At the risk of pedantry here... The US has two parallel non-resident withholding regimes with a possible 30% rate.

The first is for tax, IRC chapter 3. It applies to dividends paid to foreigners, but not to interest or capital gains, both of which are US tax and withholding free to all non-resident aliens whether or not there is a treaty. Absent a treaty the US rate on dividends is 30%. The UK treaty reduces this to 15%, claimable with a W-8BEN.

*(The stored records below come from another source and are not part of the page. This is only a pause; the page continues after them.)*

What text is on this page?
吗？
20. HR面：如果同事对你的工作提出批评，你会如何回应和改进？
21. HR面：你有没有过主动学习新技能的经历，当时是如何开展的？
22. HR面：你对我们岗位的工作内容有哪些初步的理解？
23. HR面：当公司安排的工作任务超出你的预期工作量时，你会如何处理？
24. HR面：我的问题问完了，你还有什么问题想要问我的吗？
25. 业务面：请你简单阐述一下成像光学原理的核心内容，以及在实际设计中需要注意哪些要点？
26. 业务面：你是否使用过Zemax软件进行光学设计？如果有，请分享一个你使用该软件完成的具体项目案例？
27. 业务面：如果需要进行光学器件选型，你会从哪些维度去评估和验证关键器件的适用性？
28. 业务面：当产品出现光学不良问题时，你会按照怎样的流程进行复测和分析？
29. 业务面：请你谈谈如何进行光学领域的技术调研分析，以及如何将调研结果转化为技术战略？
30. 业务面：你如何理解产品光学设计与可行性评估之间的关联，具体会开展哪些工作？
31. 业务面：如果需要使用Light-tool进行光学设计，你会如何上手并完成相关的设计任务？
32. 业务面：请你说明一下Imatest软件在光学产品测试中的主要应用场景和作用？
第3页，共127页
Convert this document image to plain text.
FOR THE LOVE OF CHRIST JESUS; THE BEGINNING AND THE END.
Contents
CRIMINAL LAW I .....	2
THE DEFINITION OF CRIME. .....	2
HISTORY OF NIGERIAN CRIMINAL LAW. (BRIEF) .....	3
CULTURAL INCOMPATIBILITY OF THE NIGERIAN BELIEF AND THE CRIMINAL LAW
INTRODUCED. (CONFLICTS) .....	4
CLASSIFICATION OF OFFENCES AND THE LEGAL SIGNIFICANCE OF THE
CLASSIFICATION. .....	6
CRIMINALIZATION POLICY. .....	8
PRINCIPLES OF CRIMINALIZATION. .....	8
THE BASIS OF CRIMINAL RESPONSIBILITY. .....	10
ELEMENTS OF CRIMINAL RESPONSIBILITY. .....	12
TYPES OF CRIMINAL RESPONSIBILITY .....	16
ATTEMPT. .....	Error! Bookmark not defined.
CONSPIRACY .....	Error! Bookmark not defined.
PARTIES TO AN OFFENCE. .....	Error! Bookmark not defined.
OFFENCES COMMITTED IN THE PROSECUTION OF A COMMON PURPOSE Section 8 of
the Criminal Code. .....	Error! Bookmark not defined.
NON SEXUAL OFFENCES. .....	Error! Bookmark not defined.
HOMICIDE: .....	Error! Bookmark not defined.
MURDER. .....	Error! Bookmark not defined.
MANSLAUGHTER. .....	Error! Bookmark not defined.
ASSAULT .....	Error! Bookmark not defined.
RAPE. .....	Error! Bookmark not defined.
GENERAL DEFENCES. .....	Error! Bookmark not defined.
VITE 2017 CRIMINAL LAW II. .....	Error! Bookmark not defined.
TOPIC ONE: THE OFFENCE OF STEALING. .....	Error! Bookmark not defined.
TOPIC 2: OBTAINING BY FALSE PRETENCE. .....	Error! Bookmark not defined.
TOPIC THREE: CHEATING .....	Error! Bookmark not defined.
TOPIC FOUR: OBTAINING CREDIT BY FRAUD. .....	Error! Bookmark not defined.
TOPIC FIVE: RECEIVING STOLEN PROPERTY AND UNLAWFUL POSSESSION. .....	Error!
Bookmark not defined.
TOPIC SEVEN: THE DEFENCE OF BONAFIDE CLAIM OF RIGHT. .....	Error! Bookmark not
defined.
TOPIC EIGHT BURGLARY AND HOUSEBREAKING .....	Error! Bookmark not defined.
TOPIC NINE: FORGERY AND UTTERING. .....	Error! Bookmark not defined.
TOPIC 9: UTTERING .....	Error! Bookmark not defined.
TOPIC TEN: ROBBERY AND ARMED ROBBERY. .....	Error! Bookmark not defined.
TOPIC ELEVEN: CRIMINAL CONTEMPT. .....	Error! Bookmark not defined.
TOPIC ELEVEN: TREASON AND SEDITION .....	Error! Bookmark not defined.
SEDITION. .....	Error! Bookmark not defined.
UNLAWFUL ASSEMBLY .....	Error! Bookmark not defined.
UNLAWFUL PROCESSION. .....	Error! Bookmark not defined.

If a fund returns both interest and dividends as part of its distributions, fund managers might split that out in a way that the right rates apply. For example, I hold a tiny amount in a Vanguard US money market account, and it spits out both interest and dividend income. With a W-8BEN in place I see a blended US rate on my distributions from it that is inconsistent across months but always below 15%. I am sure it's a boatload of work for the fund provider, especially as my total distributions here amount to less than $2/month, but it's what they do anyway. (It's also a boatload of work for my UK tax return, producing a difference that sometimes, but not always, disappears entirely when rounded up/down into GBP -- sigh.)

The second is FATCA, IRC chapter 4. This is 30% of everything -- dividends, interest, and even gross sale proceeds (yes, really!) -- but it does not apply where the other country has a FATCA 'intergovernmental agreement' in place. The UK does, so the W-8BEN protects here also.